Police car on fire at Bay and King. Police moving in.
3:46 p.m. King and Bay
At King and Bay, protesters have begun putting gas masks on; "tear gas, tear gas," some are saying to others. Five police vehicles in the area, two of which are vans, have been smashed, and one has the word "Murderer" written on it in orange. The protesters briefly retreated, apparently spooked by something, but are now once again proceeding south toward the fence.
3:45 p.m. Mood turns ugly
Cops inside security fence now donning riot helmets. Mood no longer easy-going.
Star reporter Brendan Kennedy just ordered by cops very forcefully to move back away from fence.

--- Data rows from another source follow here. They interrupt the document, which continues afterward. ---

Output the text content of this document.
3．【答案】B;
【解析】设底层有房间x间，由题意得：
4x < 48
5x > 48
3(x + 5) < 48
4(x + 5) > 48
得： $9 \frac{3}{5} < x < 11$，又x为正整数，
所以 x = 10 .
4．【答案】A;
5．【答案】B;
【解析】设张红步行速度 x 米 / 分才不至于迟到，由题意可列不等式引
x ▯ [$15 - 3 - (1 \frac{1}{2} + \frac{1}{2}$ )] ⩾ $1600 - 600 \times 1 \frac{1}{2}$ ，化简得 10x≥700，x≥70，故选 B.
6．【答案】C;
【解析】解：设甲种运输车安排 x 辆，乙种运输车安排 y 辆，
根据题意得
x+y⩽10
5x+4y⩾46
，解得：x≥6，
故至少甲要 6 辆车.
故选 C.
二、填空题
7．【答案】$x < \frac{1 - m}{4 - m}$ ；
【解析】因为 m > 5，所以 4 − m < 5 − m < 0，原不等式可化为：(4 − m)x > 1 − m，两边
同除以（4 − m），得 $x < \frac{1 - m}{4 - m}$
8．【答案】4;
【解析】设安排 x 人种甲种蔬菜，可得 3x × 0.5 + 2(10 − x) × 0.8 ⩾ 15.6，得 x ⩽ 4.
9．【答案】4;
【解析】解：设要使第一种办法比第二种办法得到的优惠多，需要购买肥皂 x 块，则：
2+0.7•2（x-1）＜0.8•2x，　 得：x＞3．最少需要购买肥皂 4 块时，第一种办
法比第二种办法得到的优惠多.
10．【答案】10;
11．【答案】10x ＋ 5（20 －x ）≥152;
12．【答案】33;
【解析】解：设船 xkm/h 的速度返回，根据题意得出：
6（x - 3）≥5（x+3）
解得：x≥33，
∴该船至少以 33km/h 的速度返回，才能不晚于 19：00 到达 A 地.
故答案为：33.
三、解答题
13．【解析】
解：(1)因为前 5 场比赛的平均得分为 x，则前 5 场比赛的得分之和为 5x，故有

"It's for your own safety. Trust me."
3:42 p.m.: Protest reaches King
The protesters are running now, at King; they have smashed another police car at Bay and King and are throwing rocks in every direction. Riot police are present, but not in an organized line.
3:41 p.m. Inside the fence
They just turned back delegates trying to leave the area. No one out or in.
3:40 p.m. Security lockdown
Security fence gates just closed. Security zone is locked down.
3:39 pm Broken Windows and Graffiti
Protesters have broken the windows at Starbucks at Bay and Queen and the Hudson's Bay and Company, reports the Star's Jayme Poisson. The renegade protesters have also spraypainted the words "Class War" across the Scotia Bank. They have also spraypainted across the Hudson's Bay sign on the facade of the store: "No Corporate Greed".
3:30 p.m. When it turned violent
Groups were still crowded at the intersection of Spadina Ave. near Queen St. W. when protesters began smashing a police vehicle, with an officer inside. Officers scared the protesters away with batons and managed to get the officer out. The protesters continued to smash the vehicle before heading east.
No specific group targeted the police cruiser. Protesters wearing black have broken a Nike business window, and other business windows. There was a discussion and the protesters are now going back to Spadina, most clad in black in gas masks.
Protesters are breaking windows, destroying commercial business windows. They are chanting "against police, against prison." They are refusing photos by media. Nike store window was destroyed. Foot Locker was also targeted.
Protesters are also dragging mailboxes into the streets to block them. It is beginning to get unruly.
The black-clad protesters are leaving independent shops alone. They hit Subway hard, throwing pieces of cement and reusing them again. CIBC was just smashed. Others are tagging walls and moving on. People are blocking cameras’ lenses.
There is a man with a hammer, he is taking out windows.